This is something I don't fully understand when I look on this forum.
Every time a Creationist of any stripe or someone who says they're 'critical of evolution' talks about the theory of evolution, they only ever refer to it as Darwinism.
Darwinian evolution is no longer the accepted model for the theory of evolution. It has been superseded by the modern synthesis, and there have been talks of replacing it with the extended evolutionary synthesis or even the post-modern synthesis.
So I have to ask: why is it always Darwinism that is railed against?
This is not a direct answer to your question, but I think it is relevant. It is a brief note I wrote ten years ago, largely to myself, but I've posted it on one or two fora since. I can see a pedagogical argument against it, but I still think the political argument outweighs that.

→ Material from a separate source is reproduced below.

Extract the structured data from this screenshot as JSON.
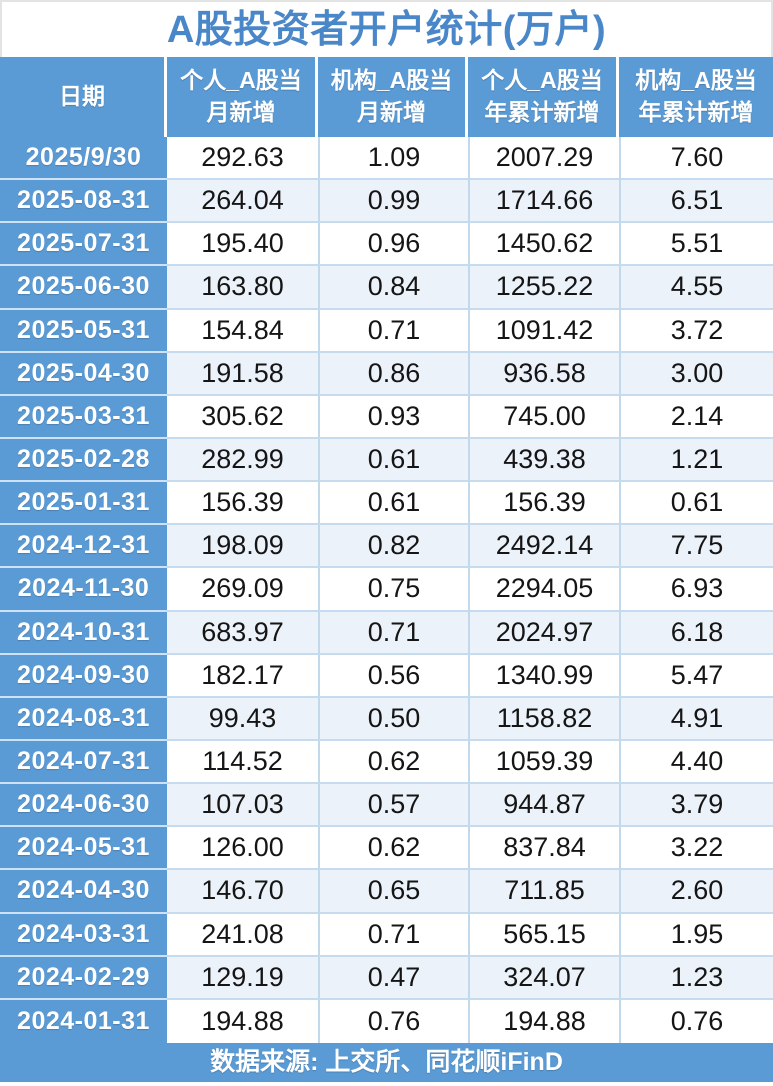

Evolution – Is Darwinism Dead?
What we call something is, or at least should be, less important than what it is. Our understanding of evolutionary mechanisms is still far from complete and not fully integrated. Large steps have been taken over a century and a half. Is it important to mark those steps through different terminology? Important yes, but not necessarily essential.

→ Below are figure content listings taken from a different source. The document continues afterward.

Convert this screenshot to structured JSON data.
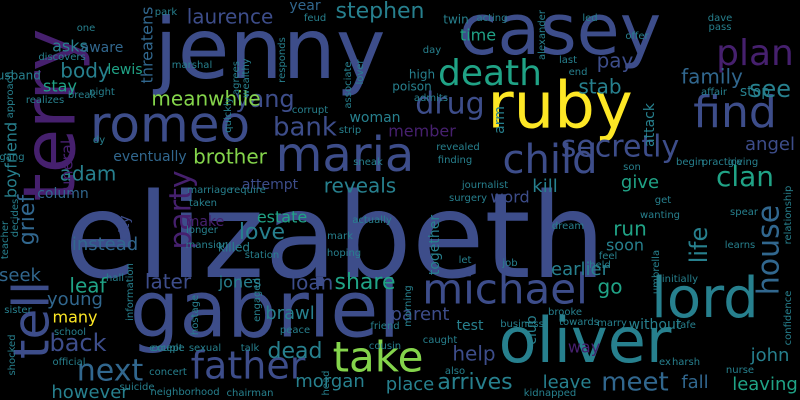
{
  "background": "#000000",
  "palette": {
    "deep_purple": "#46206e",
    "indigo": "#3d4d8a",
    "blue": "#31678e",
    "teal": "#27808e",
    "green": "#20a386",
    "lime": "#84d44b",
    "yellow": "#fde725"
  },
  "words": [
    {
      "text": "elizabeth",
      "color": "indigo"
    },
    {
      "text": "jenny",
      "color": "indigo"
    },
    {
      "text": "casey",
      "color": "indigo"
    },
    {
      "text": "ruby",
      "color": "yellow"
    },
    {
      "text": "gabriel",
      "color": "indigo"
    },
    {
      "text": "oliver",
      "color": "teal"
    },
    {
      "text": "terry",
      "color": "deep_purple"
    },
    {
      "text": "maria",
      "color": "indigo"
    },
    {
      "text": "romeo",
      "color": "indigo"
    },
    {
      "text": "death",
      "color": "green"
    },
    {
      "text": "child",
      "color": "indigo"
    },
    {
      "text": "lord",
      "color": "teal"
    },
    {
      "text": "find",
      "color": "indigo"
    },
    {
      "text": "plan",
      "color": "deep_purple"
    },
    {
      "text": "michael",
      "color": "indigo"
    },
    {
      "text": "father",
      "color": "indigo"
    },
    {
      "text": "take",
      "color": "lime"
    },
    {
      "text": "house",
      "color": "blue"
    },
    {
      "text": "tell",
      "color": "indigo"
    },
    {
      "text": "secretly",
      "color": "indigo"
    },
    {
      "text": "clan",
      "color": "green"
    },
    {
      "text": "angel",
      "color": "indigo"
    },
    {
      "text": "see",
      "color": "teal"
    },
    {
      "text": "party",
      "color": "deep_purple"
    },
    {
      "text": "drug",
      "color": "indigo"
    },
    {
      "text": "next",
      "color": "blue"
    },
    {
      "text": "bank",
      "color": "indigo"
    },
    {
      "text": "stephen",
      "color": "teal"
    },
    {
      "text": "laurence",
      "color": "indigo"
    },
    {
      "text": "yang",
      "color": "indigo"
    },
    {
      "text": "life",
      "color": "teal"
    },
    {
      "text": "family",
      "color": "blue"
    },
    {
      "text": "pay",
      "color": "indigo"
    },
    {
      "text": "stab",
      "color": "teal"
    },
    {
      "text": "meanwhile",
      "color": "lime"
    },
    {
      "text": "body",
      "color": "teal"
    },
    {
      "text": "brother",
      "color": "lime"
    },
    {
      "text": "adam",
      "color": "teal"
    },
    {
      "text": "kill",
      "color": "teal"
    },
    {
      "text": "give",
      "color": "green"
    },
    {
      "text": "reveals",
      "color": "teal"
    },
    {
      "text": "love",
      "color": "teal"
    },
    {
      "text": "estate",
      "color": "green"
    },
    {
      "text": "grief",
      "color": "blue"
    },
    {
      "text": "run",
      "color": "green"
    },
    {
      "text": "soon",
      "color": "teal"
    },
    {
      "text": "word",
      "color": "indigo"
    },
    {
      "text": "share",
      "color": "green"
    },
    {
      "text": "loan",
      "color": "indigo"
    },
    {
      "text": "jones",
      "color": "teal"
    },
    {
      "text": "later",
      "color": "indigo"
    },
    {
      "text": "leaf",
      "color": "green"
    },
    {
      "text": "young",
      "color": "blue"
    },
    {
      "text": "back",
      "color": "indigo"
    },
    {
      "text": "parent",
      "color": "indigo"
    },
    {
      "text": "go",
      "color": "green"
    },
    {
      "text": "dead",
      "color": "teal"
    },
    {
      "text": "brawl",
      "color": "teal"
    },
    {
      "text": "help",
      "color": "indigo"
    },
    {
      "text": "arrives",
      "color": "teal"
    },
    {
      "text": "meet",
      "color": "blue"
    },
    {
      "text": "fall",
      "color": "blue"
    },
    {
      "text": "leaving",
      "color": "green"
    },
    {
      "text": "leave",
      "color": "teal"
    },
    {
      "text": "place",
      "color": "teal"
    },
    {
      "text": "morgan",
      "color": "teal"
    },
    {
      "text": "john",
      "color": "teal"
    },
    {
      "text": "way",
      "color": "deep_purple"
    },
    {
      "text": "instead",
      "color": "blue"
    },
    {
      "text": "seek",
      "color": "blue"
    },
    {
      "text": "many",
      "color": "yellow"
    },
    {
      "text": "however",
      "color": "teal"
    },
    {
      "text": "lewis",
      "color": "green"
    },
    {
      "text": "asks",
      "color": "teal"
    },
    {
      "text": "stay",
      "color": "green"
    },
    {
      "text": "member",
      "color": "deep_purple"
    },
    {
      "text": "time",
      "color": "green"
    },
    {
      "text": "stop",
      "color": "teal"
    },
    {
      "text": "attempt",
      "color": "indigo"
    },
    {
      "text": "eventually",
      "color": "blue"
    },
    {
      "text": "boyfriend",
      "color": "teal"
    },
    {
      "text": "funeral",
      "color": "deep_purple"
    },
    {
      "text": "column",
      "color": "blue"
    },
    {
      "text": "city",
      "color": "indigo"
    },
    {
      "text": "woman",
      "color": "teal"
    },
    {
      "text": "test",
      "color": "teal"
    },
    {
      "text": "earlier",
      "color": "teal"
    },
    {
      "text": "together",
      "color": "teal"
    },
    {
      "text": "club",
      "color": "teal"
    },
    {
      "text": "without",
      "color": "teal"
    },
    {
      "text": "make",
      "color": "deep_purple"
    },
    {
      "text": "threatens",
      "color": "blue"
    },
    {
      "text": "aware",
      "color": "blue"
    },
    {
      "text": "year",
      "color": "blue"
    },
    {
      "text": "arm",
      "color": "teal"
    },
    {
      "text": "high",
      "color": "teal"
    },
    {
      "text": "poison",
      "color": "teal"
    },
    {
      "text": "attack",
      "color": "teal"
    },
    {
      "text": "sneak",
      "color": "teal"
    },
    {
      "text": "couple",
      "color": "teal"
    },
    {
      "text": "husband",
      "color": "teal"
    },
    {
      "text": "break",
      "color": "teal"
    },
    {
      "text": "night",
      "color": "teal"
    },
    {
      "text": "associate",
      "color": "teal"
    },
    {
      "text": "corrupt",
      "color": "teal"
    },
    {
      "text": "strip",
      "color": "teal"
    },
    {
      "text": "journalist",
      "color": "teal"
    },
    {
      "text": "surgery",
      "color": "teal"
    },
    {
      "text": "twin",
      "color": "teal"
    },
    {
      "text": "acting",
      "color": "teal"
    },
    {
      "text": "offer",
      "color": "teal"
    },
    {
      "text": "led",
      "color": "teal"
    },
    {
      "text": "pass",
      "color": "teal"
    },
    {
      "text": "dave",
      "color": "teal"
    },
    {
      "text": "last",
      "color": "teal"
    },
    {
      "text": "end",
      "color": "teal"
    },
    {
      "text": "park",
      "color": "teal"
    },
    {
      "text": "feud",
      "color": "teal"
    },
    {
      "text": "one",
      "color": "teal"
    },
    {
      "text": "discovers",
      "color": "teal"
    },
    {
      "text": "realizes",
      "color": "teal"
    },
    {
      "text": "approach",
      "color": "teal"
    },
    {
      "text": "gang",
      "color": "teal"
    },
    {
      "text": "marshal",
      "color": "teal"
    },
    {
      "text": "agrees",
      "color": "teal"
    },
    {
      "text": "wealthy",
      "color": "teal"
    },
    {
      "text": "quickly",
      "color": "teal"
    },
    {
      "text": "responds",
      "color": "teal"
    },
    {
      "text": "alexander",
      "color": "teal"
    },
    {
      "text": "lover",
      "color": "teal"
    },
    {
      "text": "day",
      "color": "teal"
    },
    {
      "text": "affair",
      "color": "teal"
    },
    {
      "text": "admits",
      "color": "teal"
    },
    {
      "text": "revealed",
      "color": "teal"
    },
    {
      "text": "finding",
      "color": "teal"
    },
    {
      "text": "begin",
      "color": "teal"
    },
    {
      "text": "practice",
      "color": "teal"
    },
    {
      "text": "giving",
      "color": "teal"
    },
    {
      "text": "son",
      "color": "teal"
    },
    {
      "text": "dy",
      "color": "teal"
    },
    {
      "text": "marriage",
      "color": "teal"
    },
    {
      "text": "require",
      "color": "teal"
    },
    {
      "text": "taken",
      "color": "teal"
    },
    {
      "text": "longer",
      "color": "teal"
    },
    {
      "text": "mansion",
      "color": "teal"
    },
    {
      "text": "killed",
      "color": "teal"
    },
    {
      "text": "station",
      "color": "teal"
    },
    {
      "text": "actually",
      "color": "teal"
    },
    {
      "text": "mark",
      "color": "teal"
    },
    {
      "text": "hoping",
      "color": "teal"
    },
    {
      "text": "let",
      "color": "teal"
    },
    {
      "text": "get",
      "color": "teal"
    },
    {
      "text": "dream",
      "color": "teal"
    },
    {
      "text": "wanting",
      "color": "teal"
    },
    {
      "text": "spear",
      "color": "teal"
    },
    {
      "text": "learns",
      "color": "teal"
    },
    {
      "text": "relationship",
      "color": "teal"
    },
    {
      "text": "umbrella",
      "color": "teal"
    },
    {
      "text": "initially",
      "color": "teal"
    },
    {
      "text": "held",
      "color": "teal"
    },
    {
      "text": "feel",
      "color": "teal"
    },
    {
      "text": "job",
      "color": "teal"
    },
    {
      "text": "decides",
      "color": "teal"
    },
    {
      "text": "teacher",
      "color": "teal"
    },
    {
      "text": "information",
      "color": "teal"
    },
    {
      "text": "hall",
      "color": "teal"
    },
    {
      "text": "sister",
      "color": "teal"
    },
    {
      "text": "school",
      "color": "teal"
    },
    {
      "text": "hostage",
      "color": "teal"
    },
    {
      "text": "engaged",
      "color": "teal"
    },
    {
      "text": "morning",
      "color": "teal"
    },
    {
      "text": "friend",
      "color": "teal"
    },
    {
      "text": "peace",
      "color": "teal"
    },
    {
      "text": "business",
      "color": "teal"
    },
    {
      "text": "brooke",
      "color": "teal"
    },
    {
      "text": "towards",
      "color": "teal"
    },
    {
      "text": "marry",
      "color": "teal"
    },
    {
      "text": "rafe",
      "color": "teal"
    },
    {
      "text": "confidence",
      "color": "teal"
    },
    {
      "text": "official",
      "color": "teal"
    },
    {
      "text": "except",
      "color": "teal"
    },
    {
      "text": "sexual",
      "color": "teal"
    },
    {
      "text": "talk",
      "color": "teal"
    },
    {
      "text": "cousin",
      "color": "teal"
    },
    {
      "text": "caught",
      "color": "teal"
    },
    {
      "text": "ex",
      "color": "teal"
    },
    {
      "text": "harsh",
      "color": "teal"
    },
    {
      "text": "nurse",
      "color": "teal"
    },
    {
      "text": "shocked",
      "color": "teal"
    },
    {
      "text": "concert",
      "color": "teal"
    },
    {
      "text": "suicide",
      "color": "teal"
    },
    {
      "text": "neighborhood",
      "color": "teal"
    },
    {
      "text": "chairman",
      "color": "teal"
    },
    {
      "text": "head",
      "color": "teal"
    },
    {
      "text": "also",
      "color": "teal"
    },
    {
      "text": "kidnapped",
      "color": "teal"
    }
  ]
}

Darwin's idea was accepted with surprising alacrity by the scientific community, supporting the claim by some that it was an idea whose time had come. (And Wallace’s independent derivation of the theory served to offer confirmation of that notion.) Yet by the turn of the century Darwinism was all but dead as people gravitated to mutation and the concepts of Mendel rediscovered by Bateman, de Vries and Corren. When the two concepts were fused in the 1930s and 40s did the resultant concept merit a new name? One could hardly call it Haldane/Huxley/Dhobzhanksy/Fisher/Simpson/Stebbins/Wright/ Mayrism, so the Modern Synthesis was born.
And now, more than half a century later, we've learnt even more about the mechanisms and processes, so much more that some people think a new name is in order. Is it?
I said at the outset that what we call something is, or at least should be, less important than what it is. But is this true? Darwin may have been the right man in the right place at the right time, but he ignited a revolution that is arguably of greater scientific importance than any other. His handful of principles still lies at the heart of evolutionary thought – descent with modification from a common ancestor. So my view is simple. Let's just call the current hypothesis and those that will develop in future, Darwinism. Direct, concise, effective.
And it has the secondary advantage that it will likely annoy the Creationists.
(Note: I've replaced a phrase, since it is, I think, disallowed by CF rules.)